Kara Newhouse: How Encouraging Rough Draft Thinking in Math Class Highlights the Strengths of All Students

An article came across my screen that immediately resonated with me and my experiences teaching math at UCDS. Kara Newhouse discussed the idea of applying the concept of “Rough Draft Thinking” to the instruction and study of math with Amanda Jansen, a University of Delaware math education researcher, and author of the book Rough Draft Math: Revising to Learn. 

Rough drafting is ubiquitous in writing instruction and practice—the idea that any piece of writing benefits from rereading, reflection, feedback and revision is something that we start teaching children from a very young age. It makes one wonder: if we aren’t expecting a finished product from our emerging writers, why are we expecting it from budding mathematicians? 

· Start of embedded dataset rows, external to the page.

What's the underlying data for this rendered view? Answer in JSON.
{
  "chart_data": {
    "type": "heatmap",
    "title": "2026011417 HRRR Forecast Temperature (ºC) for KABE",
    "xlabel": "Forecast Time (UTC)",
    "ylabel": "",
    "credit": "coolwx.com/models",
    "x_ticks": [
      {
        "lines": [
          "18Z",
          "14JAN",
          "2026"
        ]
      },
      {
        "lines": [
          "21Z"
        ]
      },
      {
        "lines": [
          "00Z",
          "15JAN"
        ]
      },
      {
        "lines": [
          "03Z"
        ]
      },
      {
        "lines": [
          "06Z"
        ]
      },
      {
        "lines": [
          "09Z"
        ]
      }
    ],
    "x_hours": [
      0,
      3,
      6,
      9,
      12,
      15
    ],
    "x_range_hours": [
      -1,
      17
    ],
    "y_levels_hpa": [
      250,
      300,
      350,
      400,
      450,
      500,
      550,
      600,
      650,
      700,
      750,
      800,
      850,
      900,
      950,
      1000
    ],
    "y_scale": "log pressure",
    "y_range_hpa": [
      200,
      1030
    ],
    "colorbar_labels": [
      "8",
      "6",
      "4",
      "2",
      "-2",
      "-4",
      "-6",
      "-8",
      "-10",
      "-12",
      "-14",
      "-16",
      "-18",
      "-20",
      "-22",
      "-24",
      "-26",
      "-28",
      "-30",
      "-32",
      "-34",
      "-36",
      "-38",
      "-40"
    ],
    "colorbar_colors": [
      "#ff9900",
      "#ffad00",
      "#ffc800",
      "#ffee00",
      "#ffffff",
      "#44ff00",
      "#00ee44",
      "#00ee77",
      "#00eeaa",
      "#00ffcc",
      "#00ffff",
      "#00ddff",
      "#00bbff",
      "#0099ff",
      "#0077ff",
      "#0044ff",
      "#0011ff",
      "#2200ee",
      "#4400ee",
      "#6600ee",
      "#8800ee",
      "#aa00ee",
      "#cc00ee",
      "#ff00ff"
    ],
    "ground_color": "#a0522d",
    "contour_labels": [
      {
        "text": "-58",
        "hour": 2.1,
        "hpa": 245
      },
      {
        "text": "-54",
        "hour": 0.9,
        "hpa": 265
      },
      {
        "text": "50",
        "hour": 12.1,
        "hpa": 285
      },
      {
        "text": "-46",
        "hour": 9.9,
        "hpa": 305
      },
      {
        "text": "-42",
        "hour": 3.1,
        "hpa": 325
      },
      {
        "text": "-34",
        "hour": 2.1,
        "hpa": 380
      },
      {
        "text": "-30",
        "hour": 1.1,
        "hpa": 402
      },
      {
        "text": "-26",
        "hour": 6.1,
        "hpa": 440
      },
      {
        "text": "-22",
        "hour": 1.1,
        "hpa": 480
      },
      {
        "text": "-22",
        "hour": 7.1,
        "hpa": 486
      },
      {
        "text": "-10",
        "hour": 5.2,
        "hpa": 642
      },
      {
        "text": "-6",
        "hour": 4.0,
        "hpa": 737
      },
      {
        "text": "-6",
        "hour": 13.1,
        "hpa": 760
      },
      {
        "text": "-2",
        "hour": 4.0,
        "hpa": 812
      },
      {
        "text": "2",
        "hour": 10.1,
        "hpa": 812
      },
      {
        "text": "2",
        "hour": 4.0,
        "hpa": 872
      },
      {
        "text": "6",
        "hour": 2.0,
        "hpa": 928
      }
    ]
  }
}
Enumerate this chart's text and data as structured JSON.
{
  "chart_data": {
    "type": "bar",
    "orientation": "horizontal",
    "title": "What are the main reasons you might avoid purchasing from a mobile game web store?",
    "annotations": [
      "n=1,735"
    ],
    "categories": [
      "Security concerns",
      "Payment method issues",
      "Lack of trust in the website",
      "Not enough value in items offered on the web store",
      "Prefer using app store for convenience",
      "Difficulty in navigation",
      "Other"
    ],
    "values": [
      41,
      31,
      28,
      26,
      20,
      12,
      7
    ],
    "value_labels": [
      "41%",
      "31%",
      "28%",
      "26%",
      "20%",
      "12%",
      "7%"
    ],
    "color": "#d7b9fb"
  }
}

If you’ve had the chance to participate in UCDS’s Math Workshop, you know why this more process-driven approach to math stood out to me. As a new teacher, when I took Math Workshop, I was excited by the reframing of math as a guided exploration rather than a performance of memorized tasks. As someone who always struggled with memorizing math facts and algorithms, this appealed to me on a personal level. As a new teacher who believed strongly in preserving and honoring the curiosity of kids, I appreciated the idea that if we remove the performance demands of math instruction, we could ask students to take on bigger concepts and explore them from a very young age. 

Jansen’s description of teachers who embrace the rough draft philosophy is what you’ll see in math conversations at UCDS: “If we shift our role as a teacher from an evaluator to more of someone that’s making sense out of ideas along with people, that’s a very different way of interacting.” She also discusses the importance of sharing one’s work, another important step in the UCDS Math Vitamin process. Every time we’re being asked to articulate our thinking we make new connections or crystallize our ideas just by trying to put them into words or trying to put them into writing.” At UCDS, once a student completes the initial building and drawing steps of a Math Vitamin, they are asked to record with an equation and then share what they learned with a teacher and often with a peer. As students’ writing skills grow, they are asked to write about their learning as an integral piece of the documentation process.  

Reflecting on their learning is often a part of this writing process. As Jansen discusses why this is important, I learned more about the science of why we ask students to think back on the learning process. “There’s a phenomenon that when you understand something new and you develop a deep understanding for it, you feel like you’ve always known it. Honoring that history of how the idea came to evolve helps you when you hit a new topic that’s very amorphous and challenging to understand. It normalizes and reminds you about the ongoing learning process.”

One of the statements that stood out the most to me is actually not about students at all, but about how rough draft thinking supports teachers. I’ve found that if I treat my work as a teacher as a draft, then a misstep is a learning opportunity, not something to get frustrated about.” I was lucky that I developed and continue to hone my teaching craft at UCDS, a place that lives and breathes a growth mindset, so the idea that teachers are continually observing, reflecting and revising their approach is not new to me. But, it never hurts to be reminded that modeling authentic learning with tolerance for the process is beneficial for both students and teachers alike.